Comunicato n. 74 - 16 maggio 2009

“È difficile parlare di un libro scritto da una persona alla quale si vuole bene e che si conosce molto bene”, “Se ben ricordi, avevamo già presentato il mio libro a Milano”, “Non ricordo niente, se non i fatti che mi coinvolgono dai sei anni indietro”, “Ah, bene. Signori, Serra parlerà di un libro per il quale ha steso la prefazione, ma di cui non ricorda più nulla!”. Si apre con un vero e proprio botta e risposta da cabaret l’incontro dedicato alla presentazione del libro di Lella Costa intitolato Amleto, Alice e la Traviata. L’attrice dialoga sul filo della gag con il giornalista Michele Serra, davanti a pubblico divertito e molto numeroso, che non risparmia gli applausi.

“Quando si parla di Lella Costa, si parla di qualità unita al successo. – inizia Michele Serra – Lella ha studiato tenacemente e ostinatamente, come solo le donne, che sono le più secchione, sanno fare”. Aggiunge Lella Costa: “Ho incontrato questo mestiere in modo anomalo, direi. Non ho subìto l’amore precoce per il teatro; a 18 anni avevo la passione per la politica. Poi qualcosa è cambiato e oggi mi ritrovo qui, con il privilegio di fare da tramite tra amore e meraviglia e appagamento, cercando di far vedere le cose al mio pubblico da un punto di vista diverso. Lo scopo è quello di non naufragare in questo mare, che non è più tanto dolce. Oh che bello, mi sento ai Giardini Naxos, potrebbe comparire da un momento all’altro Daniele Piombi!”.

Il volume raccoglie i testi di tre spettacoli teatrali di successo, che Lella Costa ha portato in scena negli ultimi anni – Traviata, Alice, una meraviglia di paese e Amleto – cucendosi addosso le opere letterarie, riuscendo a mantenerne con fedeltà il respiro originario ma allo stesso tempo arricchendole con divagazioni in grado di renderle più vicine al pubblico di oggi. Come spiega l’attrice: “Definire cosa sia un classico è difficile. Ci vuole una distanza di sedimentazione perché un’opera diventi classico, patrimonio comune.
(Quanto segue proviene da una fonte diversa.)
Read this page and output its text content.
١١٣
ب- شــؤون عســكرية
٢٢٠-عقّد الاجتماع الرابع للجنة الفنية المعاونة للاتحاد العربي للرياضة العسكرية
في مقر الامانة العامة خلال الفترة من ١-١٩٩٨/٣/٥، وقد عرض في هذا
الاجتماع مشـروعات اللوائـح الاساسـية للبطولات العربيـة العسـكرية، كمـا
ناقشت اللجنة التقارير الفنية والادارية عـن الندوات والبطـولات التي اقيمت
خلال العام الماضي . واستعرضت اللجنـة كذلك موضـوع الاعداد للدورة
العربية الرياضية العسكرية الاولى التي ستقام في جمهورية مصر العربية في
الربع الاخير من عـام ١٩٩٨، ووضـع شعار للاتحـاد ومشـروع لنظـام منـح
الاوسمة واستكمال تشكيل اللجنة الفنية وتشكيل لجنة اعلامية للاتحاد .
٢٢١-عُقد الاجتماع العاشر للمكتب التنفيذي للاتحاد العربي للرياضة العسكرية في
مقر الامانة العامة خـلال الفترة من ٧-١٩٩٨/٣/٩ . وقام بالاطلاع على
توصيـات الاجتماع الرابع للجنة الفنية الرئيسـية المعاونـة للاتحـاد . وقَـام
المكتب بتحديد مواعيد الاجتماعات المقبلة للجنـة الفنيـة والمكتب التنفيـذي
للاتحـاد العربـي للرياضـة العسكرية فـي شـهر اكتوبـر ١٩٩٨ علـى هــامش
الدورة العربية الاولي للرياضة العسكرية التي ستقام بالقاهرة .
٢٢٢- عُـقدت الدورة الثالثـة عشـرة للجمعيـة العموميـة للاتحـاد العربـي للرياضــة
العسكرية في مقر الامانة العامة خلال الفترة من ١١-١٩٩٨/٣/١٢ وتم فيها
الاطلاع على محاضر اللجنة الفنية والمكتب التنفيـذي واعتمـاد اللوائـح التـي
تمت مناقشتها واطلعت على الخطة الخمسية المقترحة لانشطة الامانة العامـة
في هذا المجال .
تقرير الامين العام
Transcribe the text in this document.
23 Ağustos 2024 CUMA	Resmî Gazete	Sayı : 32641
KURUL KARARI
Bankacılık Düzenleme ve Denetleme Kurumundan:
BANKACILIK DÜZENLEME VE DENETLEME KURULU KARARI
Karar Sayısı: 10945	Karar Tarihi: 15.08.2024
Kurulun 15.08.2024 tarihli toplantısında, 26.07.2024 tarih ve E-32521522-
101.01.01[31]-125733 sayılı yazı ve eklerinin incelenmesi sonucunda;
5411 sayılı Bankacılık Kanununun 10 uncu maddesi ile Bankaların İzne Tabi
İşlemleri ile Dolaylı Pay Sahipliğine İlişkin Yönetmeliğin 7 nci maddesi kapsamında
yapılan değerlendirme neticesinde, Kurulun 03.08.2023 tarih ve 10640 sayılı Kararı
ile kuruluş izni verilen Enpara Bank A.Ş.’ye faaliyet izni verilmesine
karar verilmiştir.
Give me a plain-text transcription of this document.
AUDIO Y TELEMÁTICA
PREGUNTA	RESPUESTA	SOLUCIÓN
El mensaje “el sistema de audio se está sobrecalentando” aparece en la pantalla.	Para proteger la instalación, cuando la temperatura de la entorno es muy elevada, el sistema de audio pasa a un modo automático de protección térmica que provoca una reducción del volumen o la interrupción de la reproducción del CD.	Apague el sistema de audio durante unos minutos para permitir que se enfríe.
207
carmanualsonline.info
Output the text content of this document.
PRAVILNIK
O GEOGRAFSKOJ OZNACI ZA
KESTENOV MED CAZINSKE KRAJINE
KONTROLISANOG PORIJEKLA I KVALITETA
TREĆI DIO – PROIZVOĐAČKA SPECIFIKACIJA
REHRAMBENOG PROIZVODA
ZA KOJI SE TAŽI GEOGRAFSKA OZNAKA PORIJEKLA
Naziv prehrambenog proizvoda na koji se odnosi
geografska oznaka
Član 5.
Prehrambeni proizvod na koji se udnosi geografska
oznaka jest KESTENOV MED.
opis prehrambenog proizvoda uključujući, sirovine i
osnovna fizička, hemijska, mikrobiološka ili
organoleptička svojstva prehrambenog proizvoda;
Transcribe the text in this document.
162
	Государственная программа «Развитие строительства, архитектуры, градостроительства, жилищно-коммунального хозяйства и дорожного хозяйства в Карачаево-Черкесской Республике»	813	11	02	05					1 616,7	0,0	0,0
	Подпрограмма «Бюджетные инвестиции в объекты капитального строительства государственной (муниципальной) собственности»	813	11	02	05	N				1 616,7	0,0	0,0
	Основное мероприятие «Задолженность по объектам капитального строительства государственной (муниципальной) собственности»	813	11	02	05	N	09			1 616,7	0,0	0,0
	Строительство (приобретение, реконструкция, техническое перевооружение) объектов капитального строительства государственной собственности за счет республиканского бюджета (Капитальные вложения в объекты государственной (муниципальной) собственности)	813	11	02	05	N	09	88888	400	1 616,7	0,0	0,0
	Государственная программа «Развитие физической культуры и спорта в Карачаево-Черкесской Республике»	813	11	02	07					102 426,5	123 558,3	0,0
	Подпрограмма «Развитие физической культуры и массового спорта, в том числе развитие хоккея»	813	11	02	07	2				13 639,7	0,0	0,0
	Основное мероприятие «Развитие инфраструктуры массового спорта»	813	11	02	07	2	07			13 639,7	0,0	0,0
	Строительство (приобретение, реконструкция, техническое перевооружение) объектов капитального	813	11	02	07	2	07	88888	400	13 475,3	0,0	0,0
Io amo gli spunti dei classici, in particolare Eliot e Calvino, che allontanano dalla polemica e dall’attualità. Questo è un punto centrale: si deve dare spazio alla contemporaneità, non all’attualità, perchè tutto ciò che è attuale passa in fretta e non c’è niente di più pericoloso per un artista dell’affezionarsi a battute e posizioni vecchie”.

Al pubblico, che le chiede il motivo dell’accostamento “Amleto – Alice – La Traviata”, Lella Costa risponde: “La mia Traviata, tratta da quella di Dumas, finisce per parlare del corpo femminile, attraverso le figure di Maria Callas e soprattutto di Marilyn Monroe, una “fragile bambina”. E bambina lo è anche Alice, la protagonista vincente al femminile il cui nome simbolico rimanda ai sogni e ai progetti. Per quanto riguarda Amleto, l’ho scelto perché credo sia il personaggio capace di cogliere un passaggio di secolo e di mentalità: Amleto si assume la responsabilità delle sue azioni e la domanda “Essere o non essere?” è la domanda per eccellenza, quella che arriva nella vita dell’uomo nei momenti più impensati, mentre compri gli asparagi o decidi se andare alla festa. Essere o non essere, questo è il problema. Il difficile viene dopo”.

Presente tra il pubblico, lo scrittore Diego Cugia le domanda spiritosamente “cosa farà nel 2300”. Lella Costa ribatte: “Posso dire, per ora, che il bisogno di storie è endemico, un’esigenza primaria quasi quanto la sete e la fame. In futuro, qualcuno racconterà una qualche forma di storia, anche se è difficile immaginarsi qualcosa di “nuovo”. Qualcosa insomma succederà ma, come dicevano i Nomadi, noi non ci saremo”.